Of all the animals of prey, man is the only sociable one.
Every one of us preys upon his neighbour, and yet we herd together.
The Beggar's Opera: John Gay

Thursday, 15 September 2011

A worthwhile honour

Dyslexia is not short of high-profile poster boys (or girls - though the latter are thinner on the ground, the condition being far more common in men) but it was good to see one of them, actor Henry Winkler, honoured for his work.

Henry Winkler, who played the Fonz in the classic US sitcom Happy Days, has been appointed an honorary OBE for his educational work on dyslexia in the UK.

Dyslexia has long been a controversial issue; you don't have to go far, even now, to meet highly-educated people who deny its existence, claiming that it is a convenient label for the well-off to excuse their offspring's lack of intelligence. While most people now do accept it exists, it manifests itself in a variety of ways and degrees of severity.

What is true is that many high-achieving dyslexics come from relatively comfortable backgrounds, having attended the sort of school - independent or high-end state - where their difficulties were more likely to have been identified and tackled. Even simple measures by sympathetic classroom teachers - colour-coding notes, extra hand-outs - can help a great deal.

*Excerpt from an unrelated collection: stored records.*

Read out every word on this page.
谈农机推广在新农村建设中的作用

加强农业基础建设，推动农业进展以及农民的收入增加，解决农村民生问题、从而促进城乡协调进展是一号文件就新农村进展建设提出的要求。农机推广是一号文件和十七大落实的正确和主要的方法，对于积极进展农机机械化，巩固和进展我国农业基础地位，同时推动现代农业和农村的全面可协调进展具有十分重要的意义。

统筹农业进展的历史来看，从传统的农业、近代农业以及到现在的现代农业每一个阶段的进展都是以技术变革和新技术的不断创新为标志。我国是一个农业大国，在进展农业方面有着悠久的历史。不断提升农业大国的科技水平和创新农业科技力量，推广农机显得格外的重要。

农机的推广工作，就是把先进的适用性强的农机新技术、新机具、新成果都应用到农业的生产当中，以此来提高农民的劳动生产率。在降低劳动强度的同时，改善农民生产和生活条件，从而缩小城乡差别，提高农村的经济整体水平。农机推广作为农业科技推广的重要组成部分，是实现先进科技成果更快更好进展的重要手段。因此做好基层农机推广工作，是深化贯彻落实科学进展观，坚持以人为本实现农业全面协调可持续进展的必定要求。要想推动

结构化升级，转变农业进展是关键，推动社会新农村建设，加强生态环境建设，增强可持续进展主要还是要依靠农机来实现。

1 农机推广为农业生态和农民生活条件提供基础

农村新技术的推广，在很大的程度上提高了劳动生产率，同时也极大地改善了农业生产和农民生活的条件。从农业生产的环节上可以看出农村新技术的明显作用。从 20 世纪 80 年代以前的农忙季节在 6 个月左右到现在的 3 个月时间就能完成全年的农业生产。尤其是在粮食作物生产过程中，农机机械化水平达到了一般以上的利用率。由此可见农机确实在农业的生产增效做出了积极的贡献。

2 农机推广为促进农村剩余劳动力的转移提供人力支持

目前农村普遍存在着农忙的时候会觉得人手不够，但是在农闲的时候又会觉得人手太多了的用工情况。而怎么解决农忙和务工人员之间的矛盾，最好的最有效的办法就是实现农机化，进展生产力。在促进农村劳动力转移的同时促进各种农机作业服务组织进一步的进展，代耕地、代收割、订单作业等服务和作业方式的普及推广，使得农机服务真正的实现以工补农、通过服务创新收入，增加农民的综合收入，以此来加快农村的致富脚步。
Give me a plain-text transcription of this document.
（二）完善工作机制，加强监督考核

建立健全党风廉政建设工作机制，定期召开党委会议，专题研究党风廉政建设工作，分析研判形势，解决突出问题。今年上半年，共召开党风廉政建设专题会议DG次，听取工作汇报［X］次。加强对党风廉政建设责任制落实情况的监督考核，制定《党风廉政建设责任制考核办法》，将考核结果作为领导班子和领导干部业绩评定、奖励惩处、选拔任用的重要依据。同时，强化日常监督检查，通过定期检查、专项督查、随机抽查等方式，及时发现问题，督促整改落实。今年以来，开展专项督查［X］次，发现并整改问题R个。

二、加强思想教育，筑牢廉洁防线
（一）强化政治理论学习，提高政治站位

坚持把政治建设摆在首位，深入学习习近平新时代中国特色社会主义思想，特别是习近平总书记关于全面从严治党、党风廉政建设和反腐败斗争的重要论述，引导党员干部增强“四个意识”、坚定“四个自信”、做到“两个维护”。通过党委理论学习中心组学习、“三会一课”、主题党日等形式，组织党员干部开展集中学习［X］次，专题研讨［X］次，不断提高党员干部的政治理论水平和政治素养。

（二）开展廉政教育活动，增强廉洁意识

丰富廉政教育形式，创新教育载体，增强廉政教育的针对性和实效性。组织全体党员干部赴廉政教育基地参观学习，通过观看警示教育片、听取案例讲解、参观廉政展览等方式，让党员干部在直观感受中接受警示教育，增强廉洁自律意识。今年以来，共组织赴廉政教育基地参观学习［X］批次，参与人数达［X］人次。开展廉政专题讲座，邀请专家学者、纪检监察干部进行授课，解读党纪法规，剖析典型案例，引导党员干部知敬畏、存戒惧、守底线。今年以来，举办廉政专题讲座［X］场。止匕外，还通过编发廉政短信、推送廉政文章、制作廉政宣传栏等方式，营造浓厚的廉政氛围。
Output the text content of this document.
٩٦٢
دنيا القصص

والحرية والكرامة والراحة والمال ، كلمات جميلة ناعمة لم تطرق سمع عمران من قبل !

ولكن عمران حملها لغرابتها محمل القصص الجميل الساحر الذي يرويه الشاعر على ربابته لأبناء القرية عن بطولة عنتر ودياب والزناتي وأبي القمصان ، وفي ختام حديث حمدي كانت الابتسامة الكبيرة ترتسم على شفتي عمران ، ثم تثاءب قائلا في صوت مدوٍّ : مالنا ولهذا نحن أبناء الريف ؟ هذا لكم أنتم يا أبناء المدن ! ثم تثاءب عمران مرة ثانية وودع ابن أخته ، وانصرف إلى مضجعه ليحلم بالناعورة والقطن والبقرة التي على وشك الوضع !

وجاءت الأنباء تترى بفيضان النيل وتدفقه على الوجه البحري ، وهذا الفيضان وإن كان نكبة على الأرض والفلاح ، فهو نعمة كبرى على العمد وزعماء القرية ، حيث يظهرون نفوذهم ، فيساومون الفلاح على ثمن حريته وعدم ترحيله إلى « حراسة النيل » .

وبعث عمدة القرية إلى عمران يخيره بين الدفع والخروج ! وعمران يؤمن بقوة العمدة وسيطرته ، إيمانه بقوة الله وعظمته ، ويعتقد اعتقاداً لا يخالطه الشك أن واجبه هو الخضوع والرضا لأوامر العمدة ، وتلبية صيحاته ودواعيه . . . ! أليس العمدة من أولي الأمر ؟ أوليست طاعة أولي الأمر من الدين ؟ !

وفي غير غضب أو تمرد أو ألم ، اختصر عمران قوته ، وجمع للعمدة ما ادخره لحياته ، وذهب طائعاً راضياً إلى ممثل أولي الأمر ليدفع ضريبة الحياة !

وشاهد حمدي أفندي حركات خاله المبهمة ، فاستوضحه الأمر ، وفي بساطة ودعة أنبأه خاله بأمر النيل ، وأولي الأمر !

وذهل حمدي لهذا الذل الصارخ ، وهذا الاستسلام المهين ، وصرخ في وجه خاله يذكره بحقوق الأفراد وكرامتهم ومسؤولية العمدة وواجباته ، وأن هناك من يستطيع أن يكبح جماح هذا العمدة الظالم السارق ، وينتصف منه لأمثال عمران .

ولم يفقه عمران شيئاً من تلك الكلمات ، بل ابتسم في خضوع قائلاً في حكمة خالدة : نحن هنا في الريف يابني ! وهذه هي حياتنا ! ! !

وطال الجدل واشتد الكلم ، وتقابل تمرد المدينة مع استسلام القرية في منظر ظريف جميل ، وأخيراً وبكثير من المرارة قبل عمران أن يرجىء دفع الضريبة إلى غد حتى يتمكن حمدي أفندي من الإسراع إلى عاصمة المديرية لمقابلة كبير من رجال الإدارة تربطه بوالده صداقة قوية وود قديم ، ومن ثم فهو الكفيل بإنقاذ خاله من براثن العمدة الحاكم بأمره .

Where dyslexia is causing serious damage is in schools where there is little support from parents and discipline is a major problem. Rather than admit he is struggling, a dyslexic pupil may well turn to disruption or refuse to work at all. A hard-pressed teacher, already dealing with a large class, has little leisure to diagnose his difficulties, let alone deal with them.

There is much talent going to waste as a result; studies suggest that dyslexics often have excellent creativity and spatial awareness - they frequently excel at Art at school - but many will never find employment because their lack of success with written work effectively bars them from many qualifications unless properly taught.

Campaigners like Winkler and the actress Kara Tointon, both of whom struggled with being labelled as stupid before their dyslexia was diagnosed, were lucky enough to succeed; it is a sad fact that far too many dyslexics fail in life and, by passing their negative attitude to school on to their children, contribute to their failure too.